Each thread will call curand_uniform to draw x between 0 and 1 (draw from curand_uniform, and needs to find the index i such that:

array[i] < x
x >= array[i+1].

My options seem to be either:

(1) To go through every row of the array from start to finish to avoid any branch divergence, e.g.

DECIMAL acc = 0.0;
			int selectedRow = 0;
			for (int j = 0; j < numRows; j++)
			{
				DECIMAL currProb = (*array)(j);
				bool ind1 = rand < acc;
				acc += (*array)(j);
				bool ind2 = rand >= acc;
				selectedRow = j * ind1 * ind2;
			}

Or to do something smarter than will end up with branch divergence, e.g.

(2) Do a quick pass through the array in steps of 50 (say) and find a rough interval to do a more detailed search.
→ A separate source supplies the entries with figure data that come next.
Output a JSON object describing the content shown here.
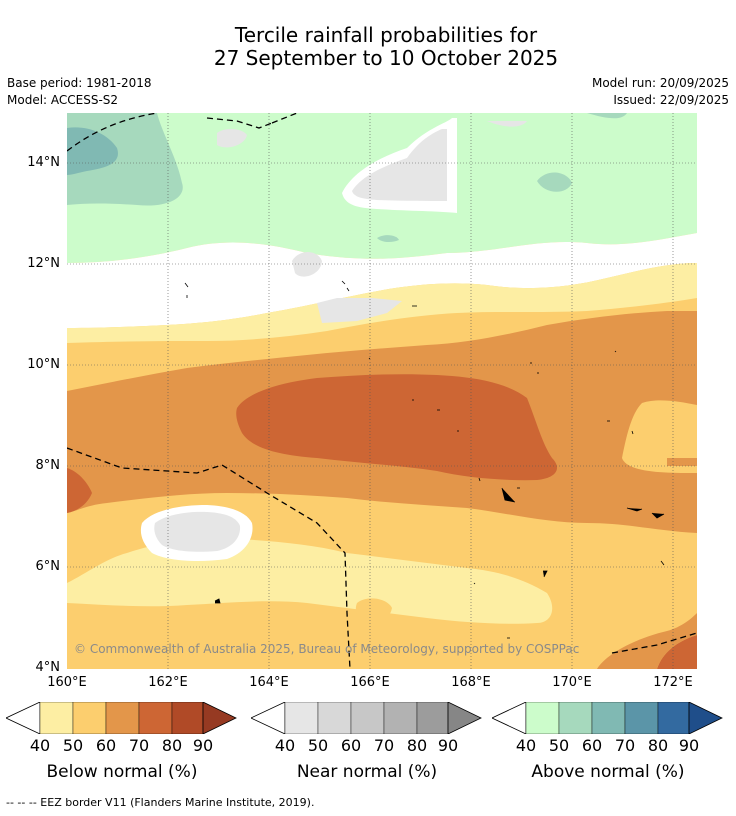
{
  "title": {
    "line1": "Tercile rainfall probabilities for",
    "line2": "27 September to 10 October 2025"
  },
  "meta": {
    "base_period": "Base period: 1981-2018",
    "model": "Model: ACCESS-S2",
    "model_run": "Model run: 20/09/2025",
    "issued": "Issued: 22/09/2025"
  },
  "map": {
    "lat_labels": [
      "14°N",
      "12°N",
      "10°N",
      "8°N",
      "6°N",
      "4°N"
    ],
    "lon_labels": [
      "160°E",
      "162°E",
      "164°E",
      "166°E",
      "168°E",
      "170°E",
      "172°E"
    ],
    "copyright": "© Commonwealth of Australia 2025, Bureau of Meteorology, supported by COSPPac"
  },
  "colorbars": [
    {
      "label": "Below normal (%)",
      "colors": [
        "#fdeea3",
        "#fcce6e",
        "#e3964a",
        "#cd6634",
        "#b04a27",
        "#963a22"
      ],
      "ticks": [
        "40",
        "50",
        "60",
        "70",
        "80",
        "90"
      ]
    },
    {
      "label": "Near normal (%)",
      "colors": [
        "#e6e6e6",
        "#d8d8d8",
        "#c7c7c7",
        "#b2b2b2",
        "#9c9c9c",
        "#868686"
      ],
      "ticks": [
        "40",
        "50",
        "60",
        "70",
        "80",
        "90"
      ]
    },
    {
      "label": "Above normal (%)",
      "colors": [
        "#ccfccb",
        "#a6d9bd",
        "#80b9b3",
        "#5b95a8",
        "#336aa0",
        "#1f4e8a"
      ],
      "ticks": [
        "40",
        "50",
        "60",
        "70",
        "80",
        "90"
      ]
    }
  ],
  "footnote": "--  --  -- EEZ border V11 (Flanders Marine Institute, 2019)."
}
If I am careful here perhaps I could control the number of iterations to be constant in each pass through which might avoid the divergence.

(3) Do a binary search like in https://stackoverflow.com/questions/21658518/search-an-ordered-array-in-a-cuda-kernel but again I believe this will generate divergent branches.

I will do some experiments to see what the timing impact of the different options are. Intuitively it feels like going through every row is likely to be slow given the size of the array.